With the end of RUN-II, the LHC has delivered only 4% of the collision data expected to be available during its lifetime. The next data-taking campaign -- RUN-III -- will double the integrated luminosity the LHC accumulated in 10 years of operation. The Run-III will be the herald of the HL-LHC era, an era when 90% of total LHC integrated luminosity (4 ab−1) will be accumulated allowing ATLAS to perform several precision measurements to constrain the Standard Model Theory (SM) in yet unexplored phase-spaces, in particular in the Higgs sector, only accessible at LHC. Direct searches have so far provided no indication of new physics beyond the Standard Model, however, they can be complemented by indirect searches that allow extending the reach at higher scales. Indirect searches are based on the ability to perform very precise measurements, a highly complex task at a hadron collider that will require tight control of theoretical predictions, reconstruction techniques, and detector operation. Moreover, populating extreme regions of phase-space for multi-differential production cross-section analysis will require the development and validation of Monte Carlo phase-space biasing techniques and efficient integration methods to produce the billions of events needed to cope with higher luminosities.

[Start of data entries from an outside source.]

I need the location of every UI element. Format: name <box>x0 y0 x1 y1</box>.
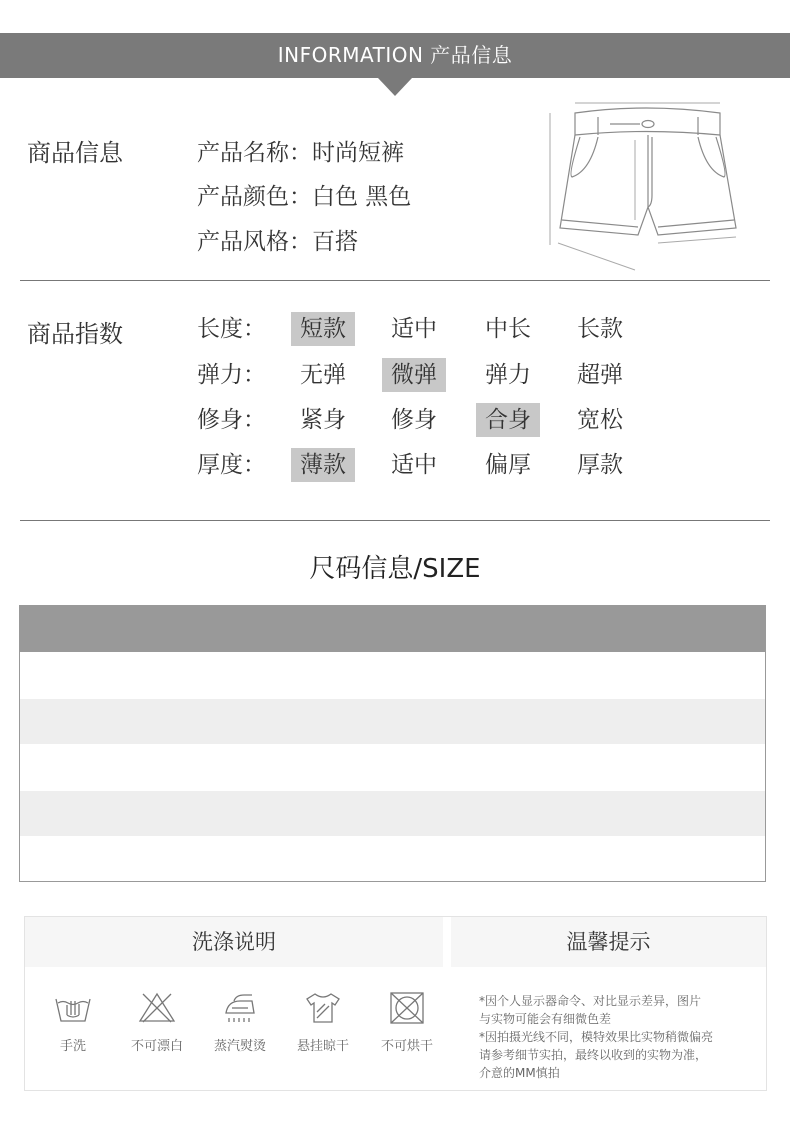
size-table <box>19 605 766 882</box>
hang-dry-icon <box>303 991 343 1025</box>
product-name-line: 产品名称：时尚短裤 <box>197 140 404 166</box>
size-table-row <box>20 652 765 699</box>
index-label-fit: 修身： <box>197 407 266 433</box>
size-table-row <box>20 744 765 791</box>
index-option-length-midlong: 中长 <box>485 316 531 342</box>
index-option-fit-slim: 修身 <box>391 407 437 433</box>
tip-line: 请参考细节实拍，最终以收到的实物为准， <box>479 1048 708 1062</box>
header-arrow <box>378 78 412 96</box>
care-item-hand-wash: 手洗 <box>33 991 113 1054</box>
size-table-header <box>20 606 765 652</box>
care-item-hang-dry: 悬挂晾干 <box>283 991 363 1054</box>
index-option-thickness-medium: 适中 <box>391 452 437 478</box>
product-style-line: 产品风格：百搭 <box>197 229 358 255</box>
index-option-elasticity-none: 无弹 <box>300 362 346 388</box>
no-tumble-dry-icon <box>387 991 427 1025</box>
product-index-label: 商品指数 <box>27 320 123 348</box>
index-option-length-short: 短款 <box>291 312 355 346</box>
care-item-no-tumble-dry: 不可烘干 <box>367 991 447 1054</box>
index-option-thickness-thick: 厚款 <box>577 452 623 478</box>
index-option-length-medium: 适中 <box>391 316 437 342</box>
product-color-line: 产品颜色：白色 黑色 <box>197 184 412 210</box>
care-item-steam-iron: 蒸汽熨烫 <box>200 991 280 1054</box>
care-item-no-bleach: 不可漂白 <box>117 991 197 1054</box>
size-table-row <box>20 836 765 881</box>
tab-warm-tips: 温馨提示 <box>451 917 766 967</box>
index-option-fit-loose: 宽松 <box>577 407 623 433</box>
steam-iron-icon <box>220 991 260 1025</box>
index-label-thickness: 厚度： <box>197 452 266 478</box>
index-option-fit-regular: 合身 <box>476 403 540 437</box>
index-option-elasticity-super: 超弹 <box>577 362 623 388</box>
tab-washing-instructions: 洗涤说明 <box>25 917 443 967</box>
header-title: INFORMATION 产品信息 <box>277 43 513 67</box>
tip-line: *因拍摄光线不同，模特效果比实物稍微偏亮 <box>479 1030 714 1044</box>
index-option-elasticity-elastic: 弹力 <box>485 362 531 388</box>
index-option-length-long: 长款 <box>577 316 623 342</box>
index-option-thickness-thicker: 偏厚 <box>485 452 531 478</box>
index-option-fit-tight: 紧身 <box>300 407 346 433</box>
no-bleach-icon <box>137 991 177 1025</box>
size-title: 尺码信息/SIZE <box>309 554 481 584</box>
size-table-row <box>20 699 765 744</box>
index-label-length: 长度： <box>197 316 266 342</box>
tip-line: *因个人显示器命令、对比显示差异，图片 <box>479 994 702 1008</box>
index-option-elasticity-slight: 微弹 <box>382 358 446 392</box>
index-option-thickness-thin: 薄款 <box>291 448 355 482</box>
tip-line: 介意的MM慎拍 <box>479 1066 560 1080</box>
hand-wash-icon <box>53 991 93 1025</box>
product-info-label: 商品信息 <box>27 139 123 167</box>
divider-index <box>20 520 770 521</box>
shorts-sketch-icon <box>540 95 750 280</box>
tip-line: 与实物可能会有细微色差 <box>479 1012 612 1026</box>
divider-info <box>20 280 770 281</box>
index-label-elasticity: 弹力： <box>197 362 266 388</box>
size-table-row <box>20 791 765 836</box>
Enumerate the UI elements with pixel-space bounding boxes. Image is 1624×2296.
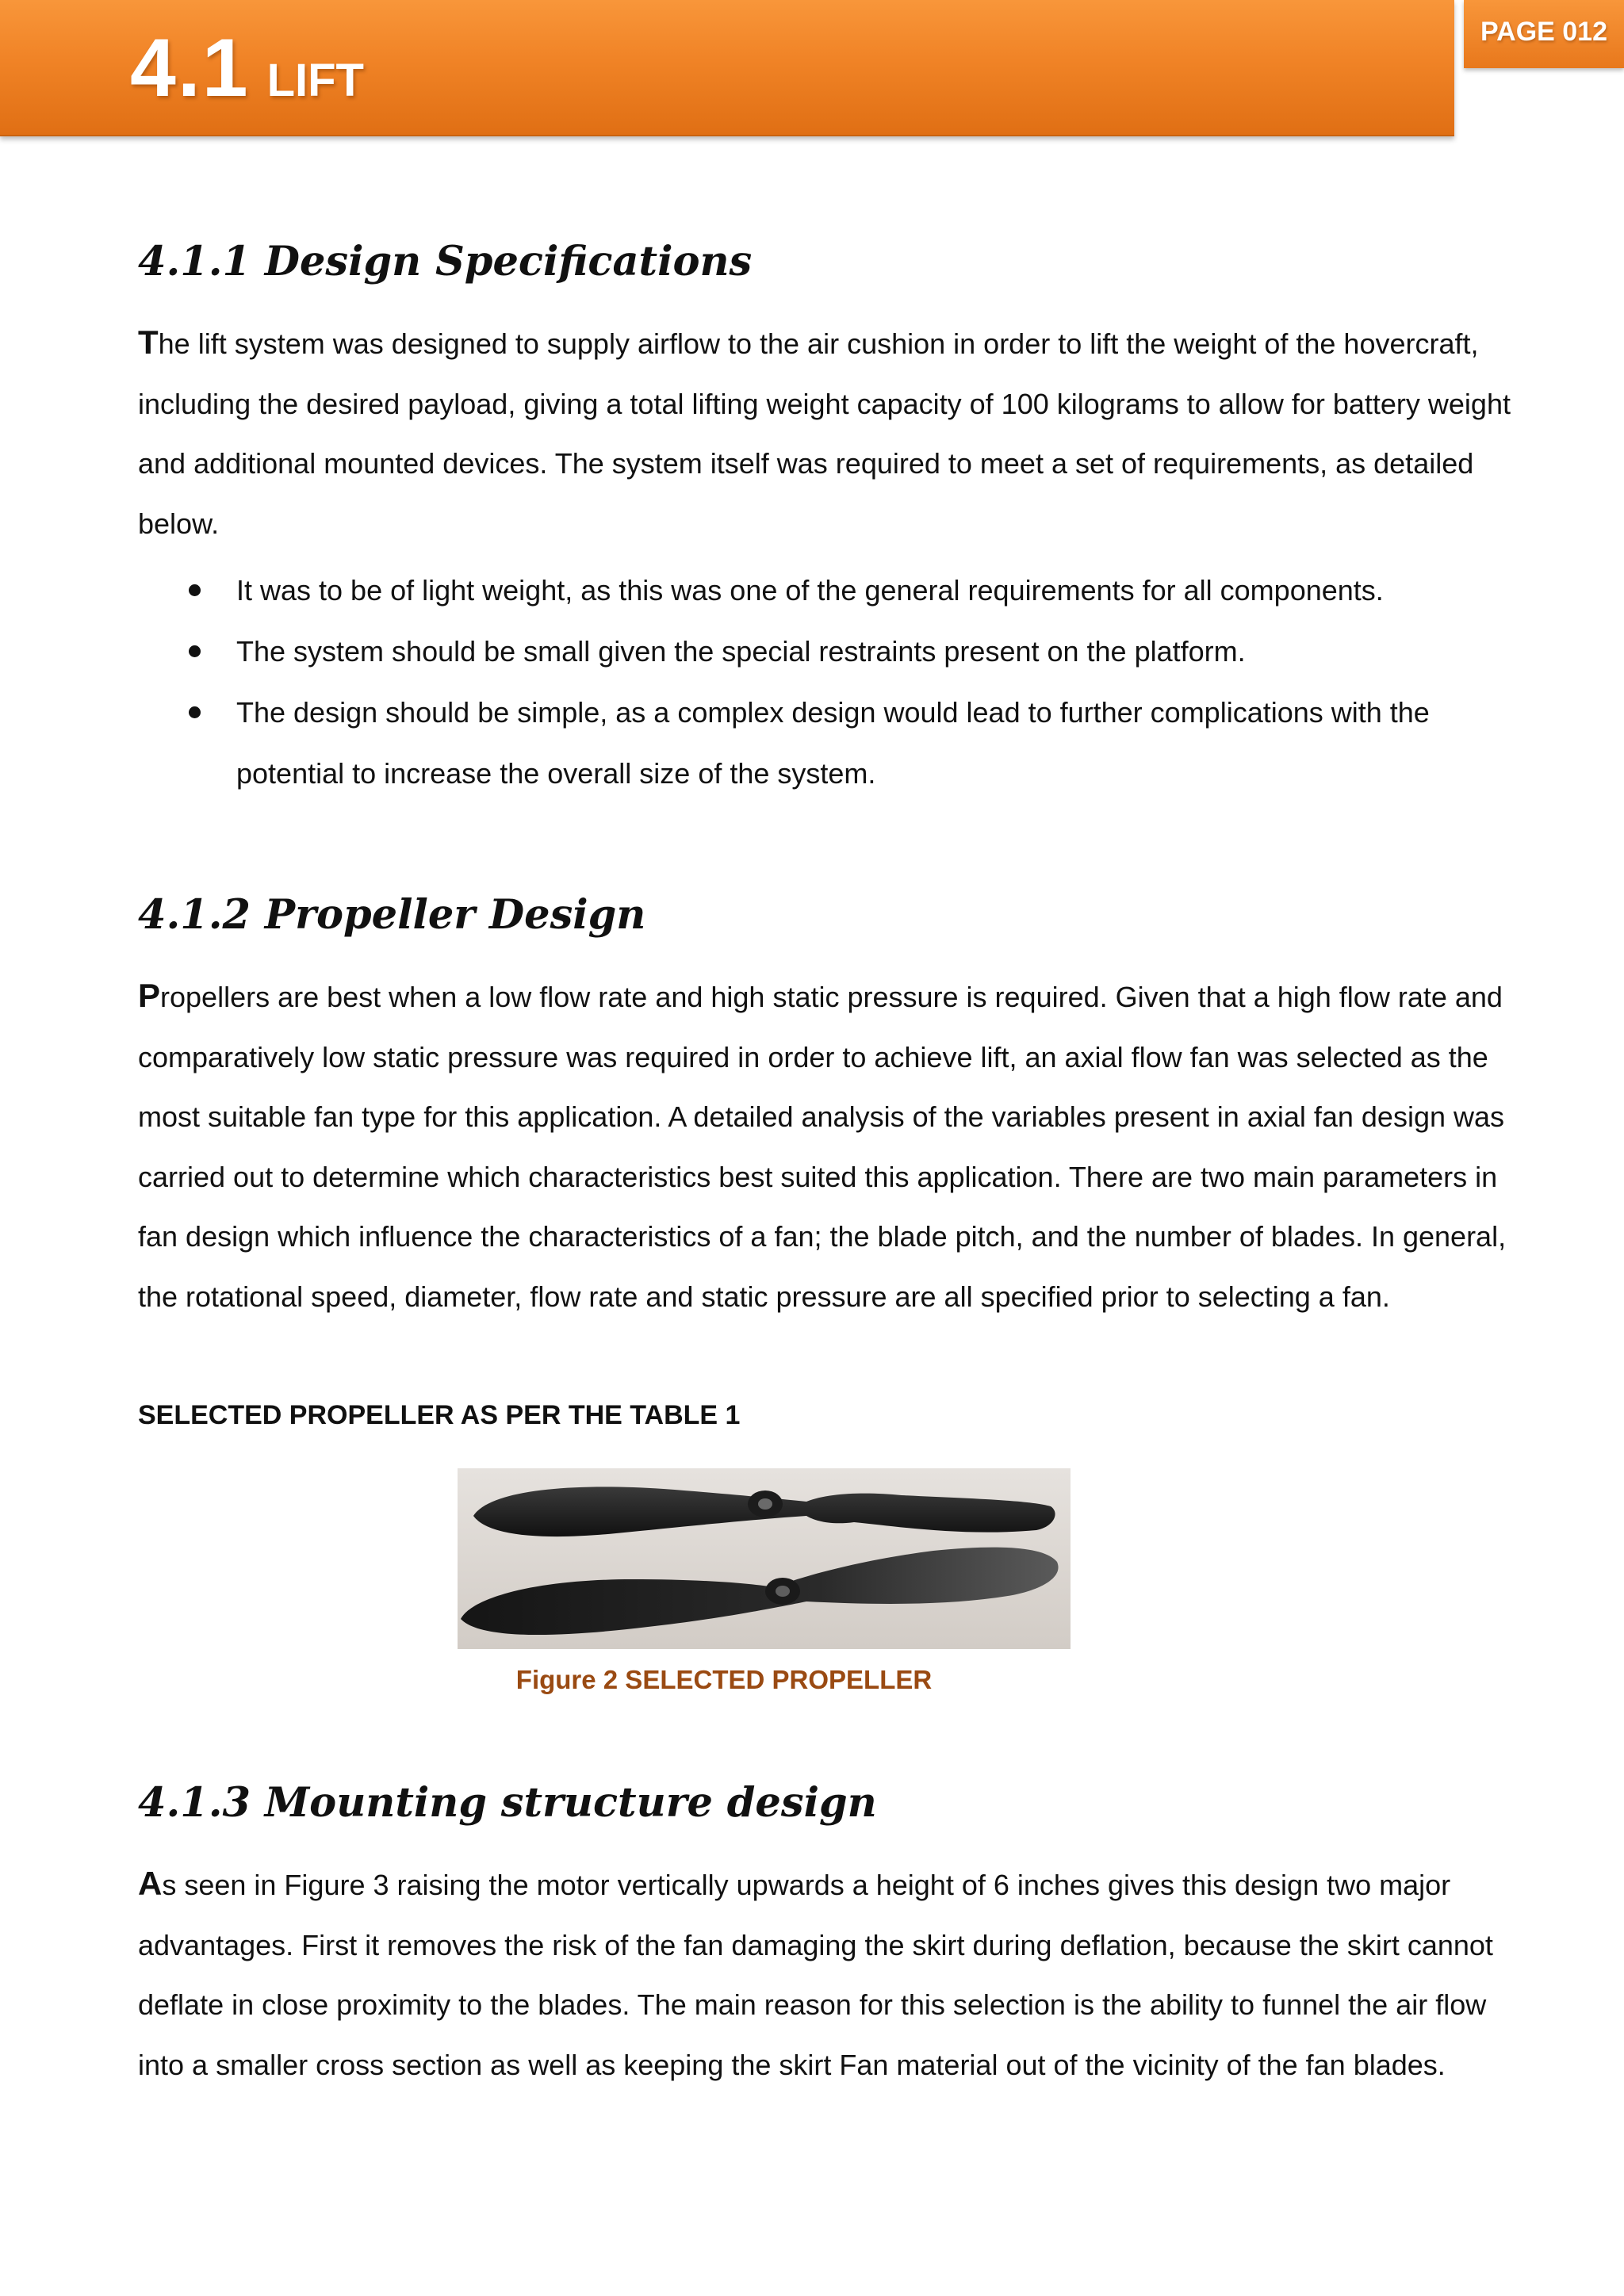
list-item-text: The design should be simple, as a complex design would lead to further complications with the potential to increase the overall size of the system. [236,696,1430,790]
drop-letter: T [138,323,159,361]
selected-propeller-note: SELECTED PROPELLER AS PER THE TABLE 1 [138,1400,741,1430]
heading-mounting-structure: 4.1.3 Mounting structure design [138,1779,877,1827]
drop-letter: P [138,977,161,1014]
page-number-tag: PAGE 012 [1464,0,1624,68]
bullet-icon [189,645,201,657]
propeller-photo [458,1468,1071,1649]
bullet-icon [189,584,201,596]
propeller-figure-image [458,1468,1071,1649]
drop-letter: A [138,1865,163,1902]
heading-design-specifications: 4.1.1 Design Specifications [138,238,753,285]
list-item [138,682,1534,804]
section-title [130,22,364,114]
section-header-banner [0,0,1454,136]
paragraph-text: ropellers are best when a low flow rate and high static pressure is required. Given that a high flow rate and comparatively low static pressure was required in order to achieve lift, an axial flow fan was selected as the most suitable fan type for this application. A detailed analysis of the variables present in axial fan design was carried out to determine which characteristics best suited this application. There are two main parameters in fan design which influence the characteristics of a fan; the blade pitch, and the number of blades. In general, the rotational speed, diameter, flow rate and static pressure are all specified prior to selecting a fan. [138,981,1507,1313]
paragraph-propeller-design [138,966,1534,1326]
section-number: 4.1 [130,22,250,114]
paragraph-text: s seen in Figure 3 raising the motor vertically upwards a height of 6 inches gives this design two major advantages. First it removes the risk of the fan damaging the skirt during deflation, because the skirt cannot deflate in close proximity to the blades. The main reason for this selection is the ability to funnel the air flow into a smaller cross section as well as keeping the skirt Fan material out of the vicinity of the fan blades. [138,1869,1493,2081]
list-item-text: It was to be of light weight, as this was one of the general requirements for all components. [236,574,1384,607]
list-item [138,560,1534,621]
figure-caption: Figure 2 SELECTED PROPELLER [515,1665,933,1694]
paragraph-text: he lift system was designed to supply airflow to the air cushion in order to lift the weight of the hovercraft, including the desired payload, giving a total lifting weight capacity of 100 kilograms to allow for battery weight and additional mounted devices. The system itself was required to meet a set of requirements, as detailed below. [138,327,1511,540]
bullet-icon [189,706,201,718]
heading-propeller-design: 4.1.2 Propeller Design [138,891,646,939]
list-item [138,621,1534,682]
list-item-text: The system should be small given the special restraints present on the platform. [236,635,1246,668]
section-name: LIFT [266,55,364,106]
requirements-list [138,560,1534,804]
paragraph-mounting-structure [138,1854,1534,2095]
paragraph-design-specifications [138,312,1534,553]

To answer the quest for high precision measurements in a high luminosity environment, a comprehensive upgrade of the detector and associated systems was devised and planned to be carried out in two phases. The Phase-I upgrade program foresees new features for the muon detector, for the electromagnetic calorimeter trigger system, and for all trigger and data acquisition chain and will operate to accumulate about 350 fb−1 of integrated luminosity during the RUN-III. The RUN-III will mark the debut of a new trigger system designed to cope with more than 80 simultaneous collisions per bunch crossing. After this, ATLAS will proceed with the Phase-II upgrade to prepare for the high luminosity frontier where the ATLAS experiment will face more than 200 simultaneous collisions per bunch crossing and a high radiation level for many subsystems. The Phase-II upgrade comprises a completely new all-silicon tracker with extended rapidity coverage that will replace the current inner tracker detector; the calorimeters and muon systems will have their trigger and data acquisition systems fully redesigned, allowing the implementation of a free-running readout system. Finally, a new subsystem called High Granularity Timing Detector will aid the track-vertex association in the forward region by incorporating timing information into the reconstructed tracks. A final ingredient, relevant to almost all measurements, is a precise determination of the delivered luminosity with systematic uncertainties below the percent level. This challenging task will be achieved by collecting the information from several detector systems using different and complementary techniques.
The presentation will focus on the status of ongoing detector upgrades and on the physics goals that have motivated them.